Hospitals in California are administering anti-clot drugs to stroke patients twice as fast as the national average. And in the event of a stroke, minutes count.
“When a stroke happens, the minutes count,” says lead study author Mai Nguyen-Huynh. Faster treatment with treatment with intravenous r-tPA, which dissolves the clot that causes ischemic stroke and restores blood flow to the brain, is strongly associated with better functional outcomes for patients ” . A simple treatment but which should only be administered in ischemic forms and in very strict indications, hence the need for an expert opinion.
Telemedicine speeds up care
Published in Stroke magazine, this is one of the first studies to demonstrate how the successful implementation of standardized treatment protocols via telemedicine can dramatically reduce the time it takes to start much-needed stroke treatment before the maximum time to intervention. The administration time was reduced to 34 minutes compared to an average of 53 minutes and the administration time of less than 60 minutes was reached in 87% of cases compared to 61% in the normal procedure.
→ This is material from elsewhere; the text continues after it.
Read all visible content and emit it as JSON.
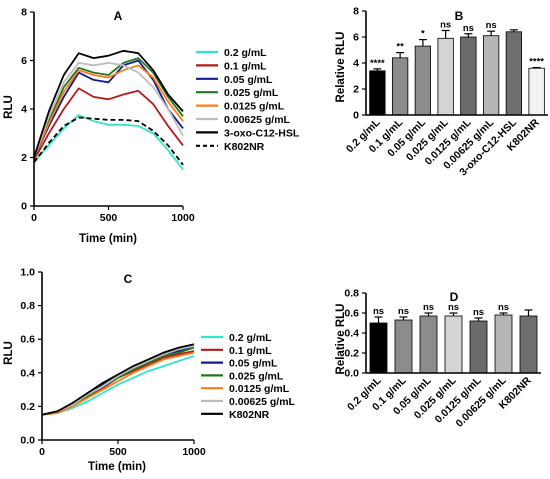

The American Heart Association and American Stroke Association guidelines recommend times of up to 60 minutes for intravenous r-tPA.
Every second the patient loses nerve cells
In the event of ischemic cerebrovascular accident, the emergency treatment, in a neurovascular unit or in coordination with it, consists in dissolving the clot which blocks the cerebral artery by infusing a drug: this treatment is called “thrombolysis” by the rt-PA (Recombinant Tissue-Plasminogen Activator) and is administered intravenously.
This treatment must be carried out as soon as possible, but in any case within the first 4 hours following the onset of signs of deficit when one is sure of having eliminated a hemorrhage. It will restore blood circulation and oxygen supply to the brain, and therefore limit the extent of the brain injury and its after-effects.
Thrombolysis is associated with a high risk of bleeding in the brain and digestive tract. The decision of thrombolysis must therefore be made by a doctor specializing in neurovascular pathology after evaluation of the major contraindications (severity of the stroke, size of the cerebral infarction in imaging, history, blood pressure control, etc.).
An accelerated modus operandi
Telemedicine has been incorporated into a complete reorganization of acute stroke management in Northern California. “The processes that were occurring sequentially during a suspected stroke, one after the other, are now occurring at the same time,” explains the author. This allows us to quickly, safely and confidently assess and treat intravenous r-tPA ”.
Each team member is responsible for carrying out the tasks, in tandem. Paramedics notify the emergency department that a patient with suspected stroke is on the way. A “stroke alert” alerts a neurologist, who meets the patient upon arrival, in person or by video, to coordinate the stroke alert. Pharmacists quickly prepare anti-clot medications so that they are ready to be administered as soon as a radiologist reads the brain imaging (CT scan or MRI) and then confirms that the patient does not have a hemorrhagic form of stroke .
Once it is diagnosed as a “good candidate” for intravenous r-tPA, the injection is performed, which allows it to be administered twice as fast as anywhere else in the United States, and therefore to limit the importance of stroke and its sequelae. The percentage of intracranial hemorrhage was not significantly greater with the telemedicine accelerated procedure (3.8% versus 2.2%; NS).
With a very high speed of intervention, it is even possible to have no sequelae.